V. Il (te) faut intercaler, sous forme de narration, tout ce qui peut mettre en relief ton mérite. Exemple : « Quant à moi, je lui ai toujours donné des avertissements conformes à la justice en lui disant de ne pas abandonner ses enfants, » Pareillement, ce qui fait ressortir la perversité de l’adversaire : « Il a répondu à cela que, là où il serait, il aurait d’autres enfants. » Cette réponse est placée par Hérodote dans la bouche des Égyptiens quittant leur pays[1]. On introduira encore tout récit fait pour plaire aux juges.

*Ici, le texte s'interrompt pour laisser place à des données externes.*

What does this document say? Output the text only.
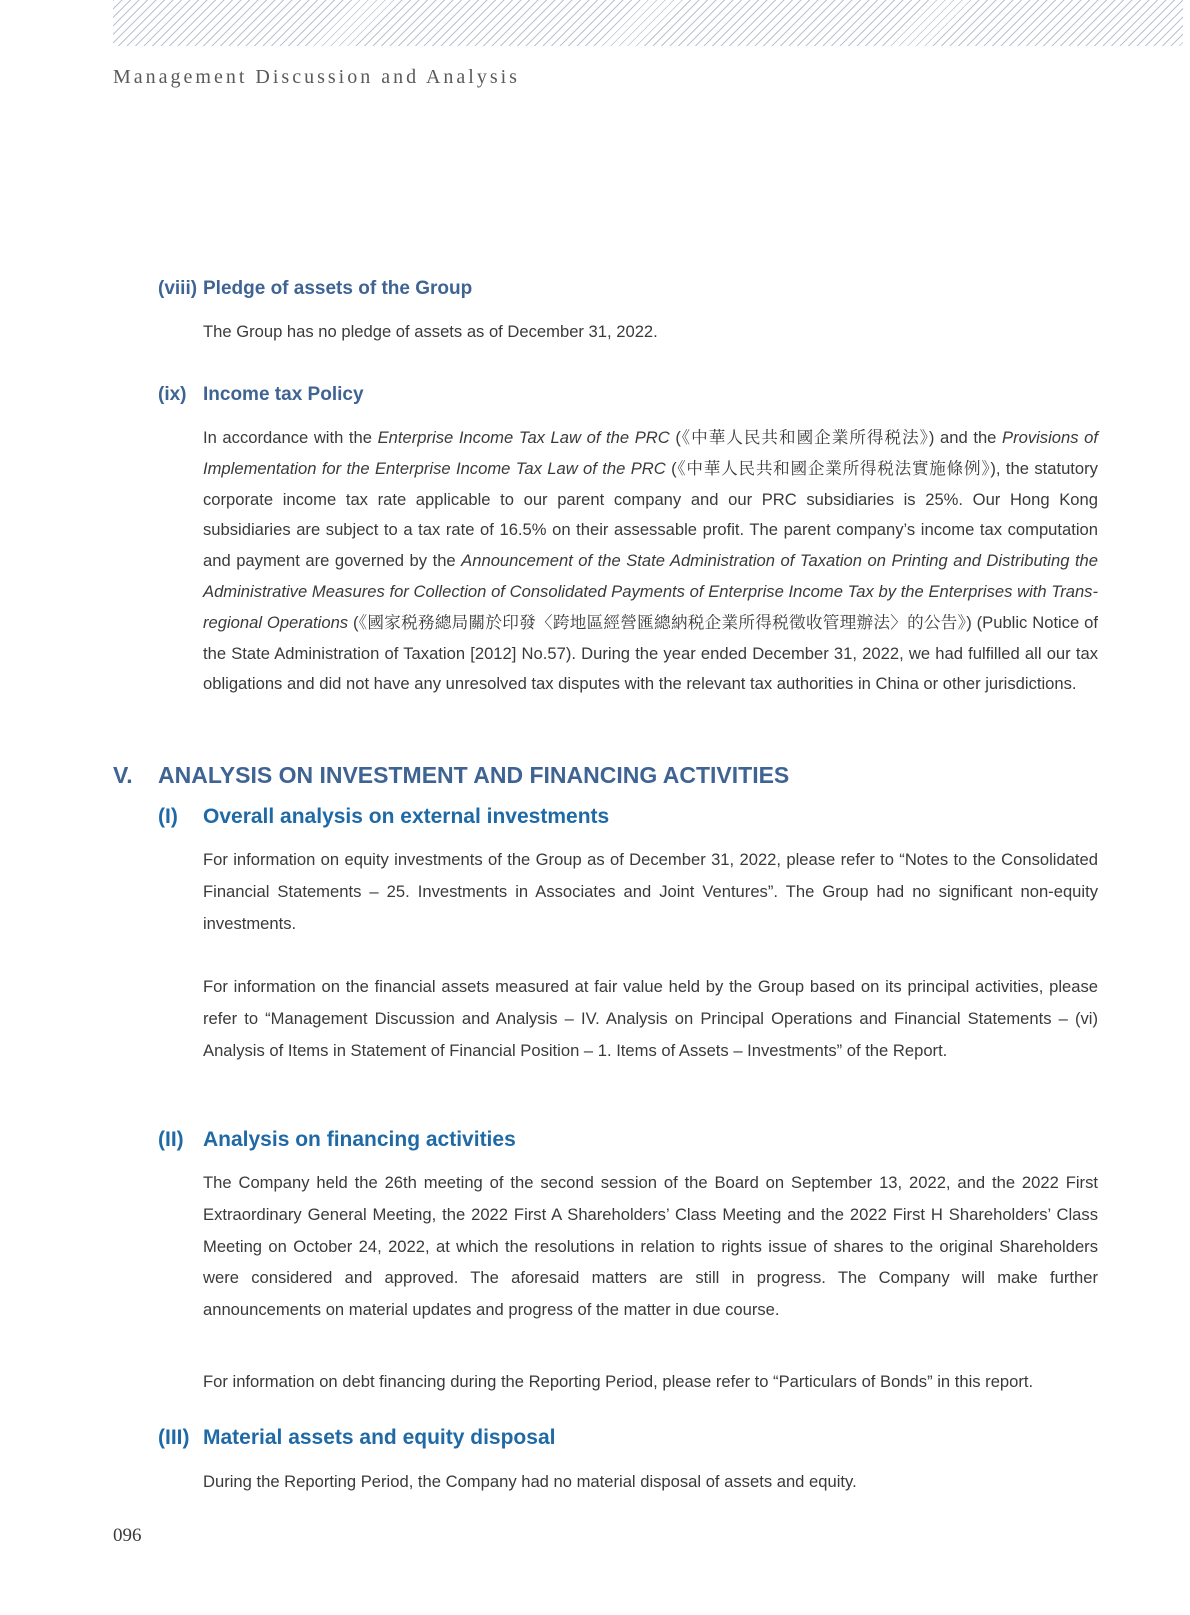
Management Discussion and Analysis
(viii) Pledge of assets of the Group

The Group has no pledge of assets as of December 31, 2022.

(ix) Income tax Policy

In accordance with the Enterprise Income Tax Law of the PRC (《中華人民共和國企業所得税法》) and the Provisions of Implementation for the Enterprise Income Tax Law of the PRC (《中華人民共和國企業所得税法實施條例》), the statutory corporate income tax rate applicable to our parent company and our PRC subsidiaries is 25%. Our Hong Kong subsidiaries are subject to a tax rate of 16.5% on their assessable profit. The parent company’s income tax computation and payment are governed by the Announcement of the State Administration of Taxation on Printing and Distributing the Administrative Measures for Collection of Consolidated Payments of Enterprise Income Tax by the Enterprises with Trans-regional Operations (《國家税務總局關於印發〈跨地區經營匯總納税企業所得税徵收管理辦法〉的公告》) (Public Notice of the State Administration of Taxation [2012] No.57). During the year ended December 31, 2022, we had fulfilled all our tax obligations and did not have any unresolved tax disputes with the relevant tax authorities in China or other jurisdictions.

V.	ANALYSIS ON INVESTMENT AND FINANCING ACTIVITIES
(I)	Overall analysis on external investments

For information on equity investments of the Group as of December 31, 2022, please refer to “Notes to the Consolidated Financial Statements – 25. Investments in Associates and Joint Ventures”. The Group had no significant non-equity investments.

For information on the financial assets measured at fair value held by the Group based on its principal activities, please refer to “Management Discussion and Analysis – IV. Analysis on Principal Operations and Financial Statements – (vi) Analysis of Items in Statement of Financial Position – 1. Items of Assets – Investments” of the Report.

(II) Analysis on financing activities

The Company held the 26th meeting of the second session of the Board on September 13, 2022, and the 2022 First Extraordinary General Meeting, the 2022 First A Shareholders’ Class Meeting and the 2022 First H Shareholders’ Class Meeting on October 24, 2022, at which the resolutions in relation to rights issue of shares to the original Shareholders were considered and approved. The aforesaid matters are still in progress. The Company will make further announcements on material updates and progress of the matter in due course.

For information on debt financing during the Reporting Period, please refer to “Particulars of Bonds” in this report.

(III) Material assets and equity disposal

During the Reporting Period, the Company had no material disposal of assets and equity.

096
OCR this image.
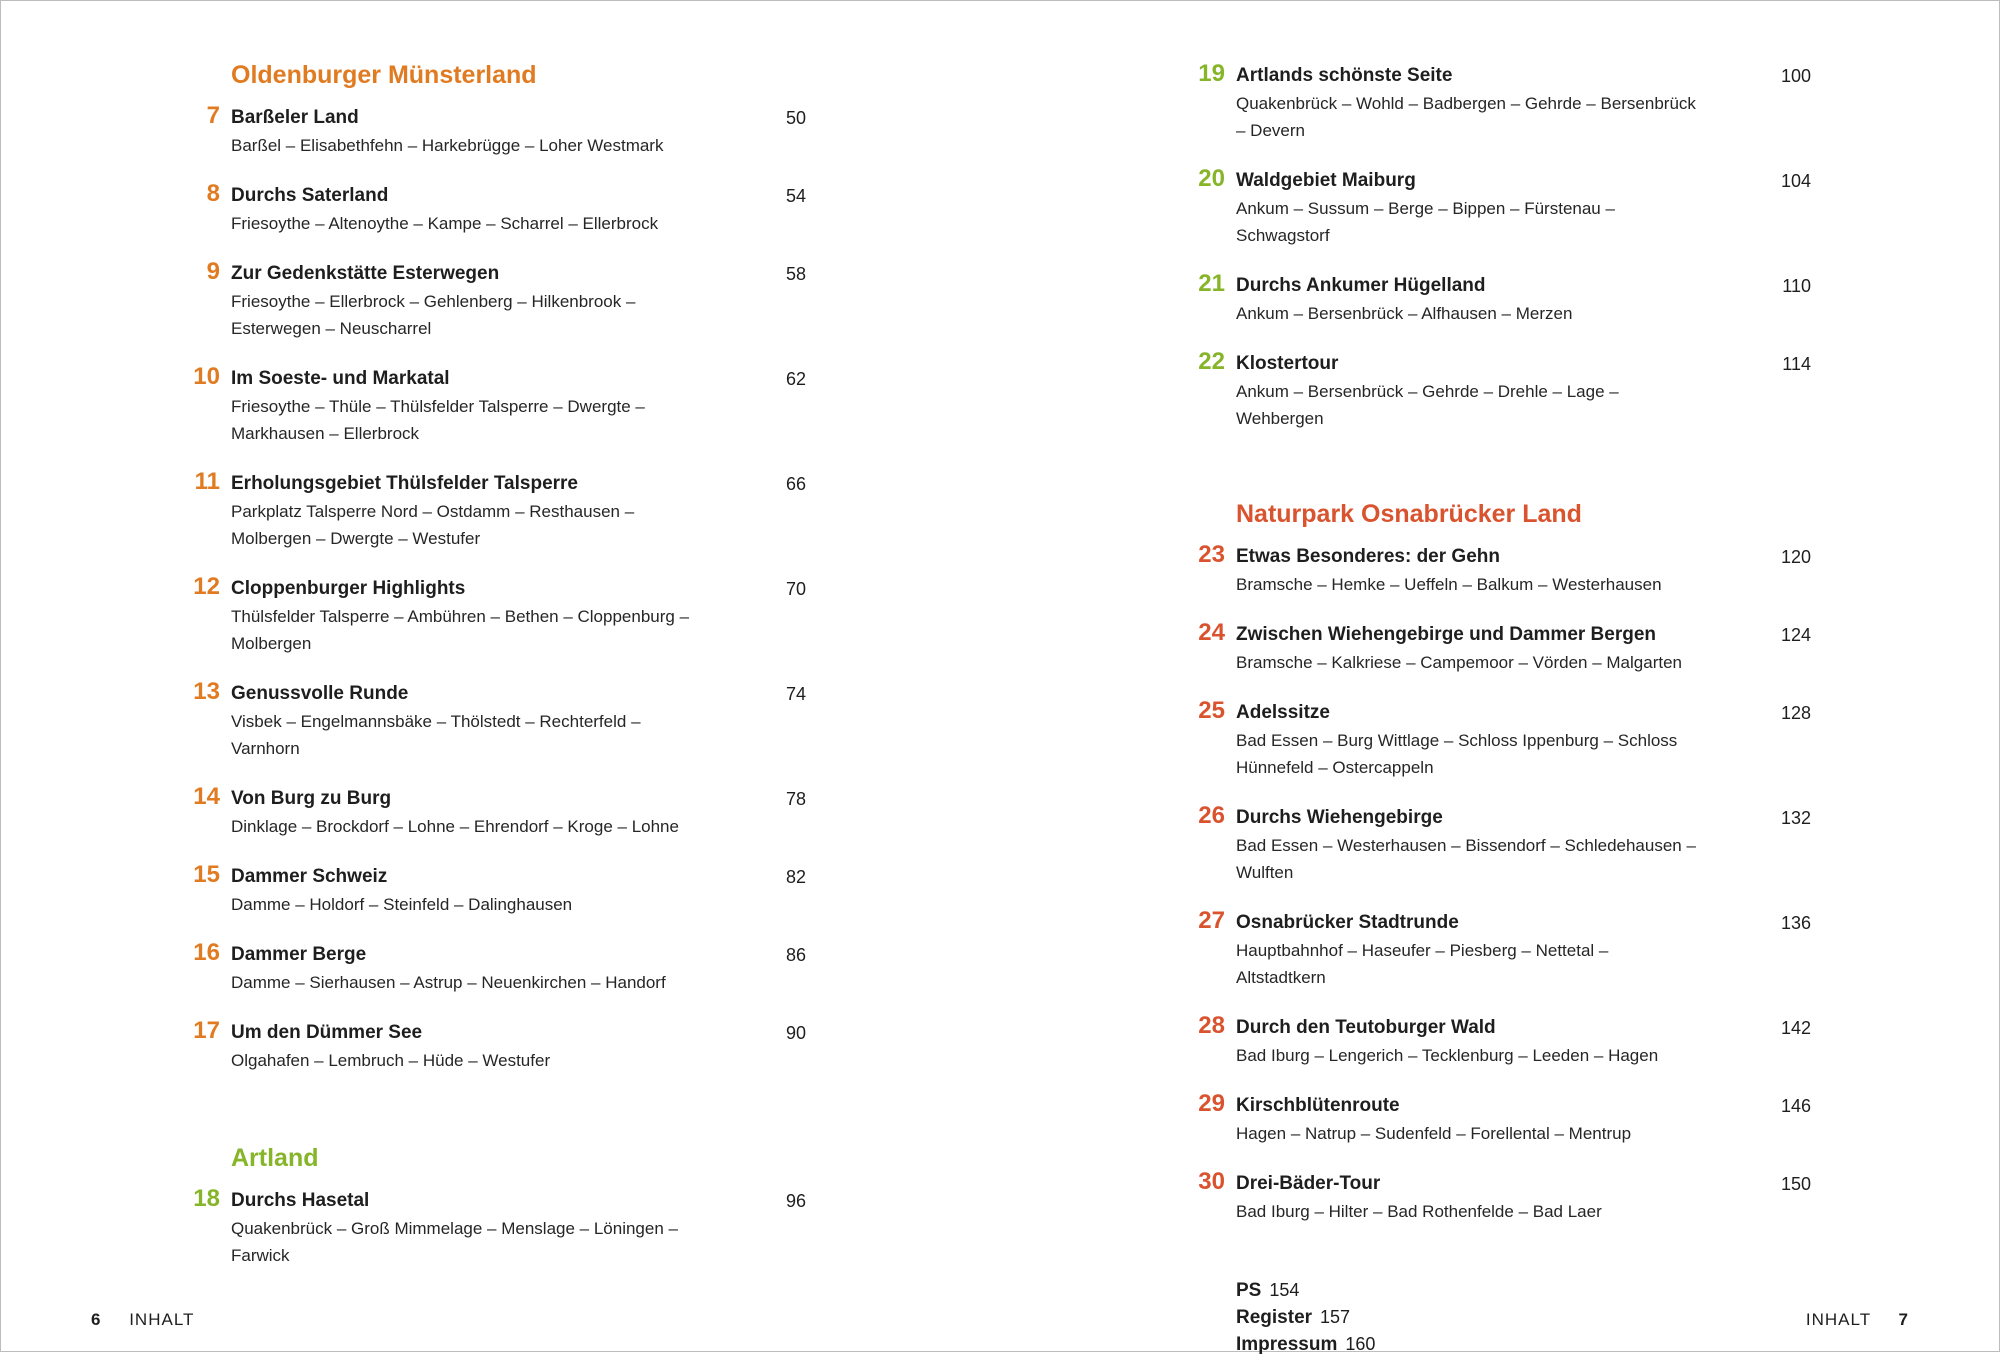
Oldenburger Münsterland
7 Barßeler Land
Barßel – Elisabethfehn – Harkebrügge – Loher Westmark
50
8 Durchs Saterland
Friesoythe – Altenoythe – Kampe – Scharrel – Ellerbrock
54
9 Zur Gedenkstätte Esterwegen
Friesoythe – Ellerbrock – Gehlenberg – Hilkenbrook – Esterwegen – Neuscharrel
58
10 Im Soeste- und Markatal
Friesoythe – Thüle – Thülsfelder Talsperre – Dwergte – Markhausen – Ellerbrock
62
11 Erholungsgebiet Thülsfelder Talsperre
Parkplatz Talsperre Nord – Ostdamm – Resthausen – Molbergen – Dwergte – Westufer
66
12 Cloppenburger Highlights
Thülsfelder Talsperre – Ambühren – Bethen – Cloppenburg – Molbergen
70
13 Genussvolle Runde
Visbek – Engelmannsbäke – Thölstedt – Rechterfeld – Varnhorn
74
14 Von Burg zu Burg
Dinklage – Brockdorf – Lohne – Ehrendorf – Kroge – Lohne
78
15 Dammer Schweiz
Damme – Holdorf – Steinfeld – Dalinghausen
82
16 Dammer Berge
Damme – Sierhausen – Astrup – Neuenkirchen – Handorf
86
17 Um den Dümmer See
Olgahafen – Lembruch – Hüde – Westufer
90
Artland
18 Durchs Hasetal
Quakenbrück – Groß Mimmelage – Menslage – Löningen – Farwick
96
19 Artlands schönste Seite
Quakenbrück – Wohld – Badbergen – Gehrde – Bersenbrück – Devern
100
20 Waldgebiet Maiburg
Ankum – Sussum – Berge – Bippen – Fürstenau – Schwagstorf
104
21 Durchs Ankumer Hügelland
Ankum – Bersenbrück – Alfhausen – Merzen
110
22 Klostertour
Ankum – Bersenbrück – Gehrde – Drehle – Lage – Wehbergen
114
Naturpark Osnabrücker Land
23 Etwas Besonderes: der Gehn
Bramsche – Hemke – Ueffeln – Balkum – Westerhausen
120
24 Zwischen Wiehengebirge und Dammer Bergen
Bramsche – Kalkriese – Campemoor – Vörden – Malgarten
124
25 Adelssitze
Bad Essen – Burg Wittlage – Schloss Ippenburg – Schloss Hünnefeld – Ostercappeln
128
26 Durchs Wiehengebirge
Bad Essen – Westerhausen – Bissendorf – Schledehausen – Wulften
132
27 Osnabrücker Stadtrunde
Hauptbahnhof – Haseufer – Piesberg – Nettetal – Altstadtkern
136
28 Durch den Teutoburger Wald
Bad Iburg – Lengerich – Tecklenburg – Leeden – Hagen
142
29 Kirschblütenroute
Hagen – Natrup – Sudenfeld – Forellental – Mentrup
146
30 Drei-Bäder-Tour
Bad Iburg – Hilter – Bad Rothenfelde – Bad Laer
150
PS 154
Register 157
Impressum 160
6 INHALT	INHALT 7
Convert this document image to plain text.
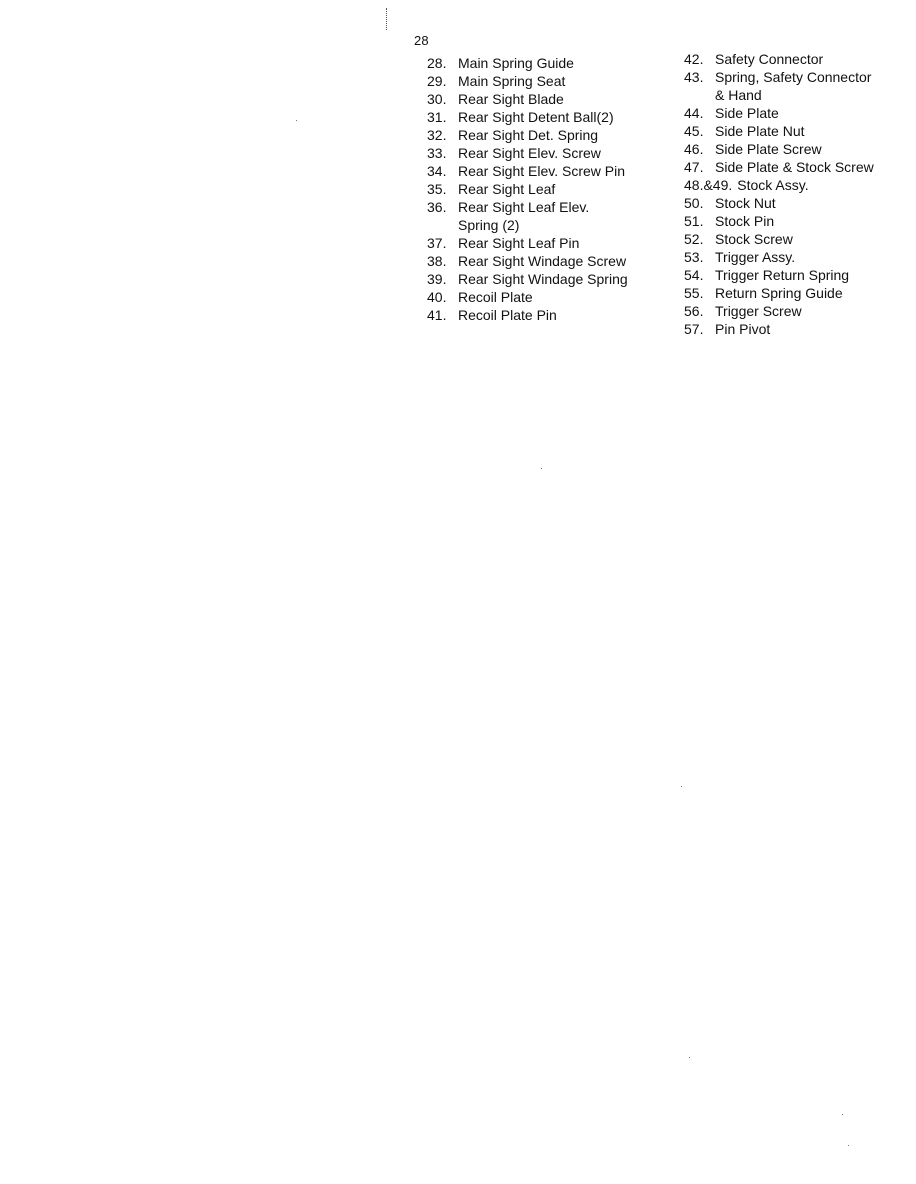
28
28. Main Spring Guide
29. Main Spring Seat
30. Rear Sight Blade
31. Rear Sight Detent Ball(2)
32. Rear Sight Det. Spring
33. Rear Sight Elev. Screw
34. Rear Sight Elev. Screw Pin
35. Rear Sight Leaf
36. Rear Sight Leaf Elev.
Spring (2)
37. Rear Sight Leaf Pin
38. Rear Sight Windage Screw
39. Rear Sight Windage Spring
40. Recoil Plate
41. Recoil Plate Pin
42. Safety Connector
43. Spring, Safety Connector
& Hand
44. Side Plate
45. Side Plate Nut
46. Side Plate Screw
47. Side Plate & Stock Screw
48.&49. Stock Assy.
50. Stock Nut
51. Stock Pin
52. Stock Screw
53. Trigger Assy.
54. Trigger Return Spring
55. Return Spring Guide
56. Trigger Screw
57. Pin Pivot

VI. Dans la défense, la narration est moins importante. Le point discuté alors c’est : ou que le fait (mis en cause) n’existe pas, ou qu’il n’est pas nuisible, ou injuste, ou qu’il n’a pas la gravité qu’on lui prête. Aussi ne convient-il pas de disserter en vue d’établir un point reconnu, à moins que l’on n’ait pour but de montrer, par exemple, si l’acte en cause a été accompli, qu’il l’a été, mais sans causer de préjudice.

  1. Cp. Hérodote (II, 30), où les Égyptiens accentuent leur réponse d’un geste caractéristique. — Cette dernière phrase pourrait bien être une scolie introduite dans le texte.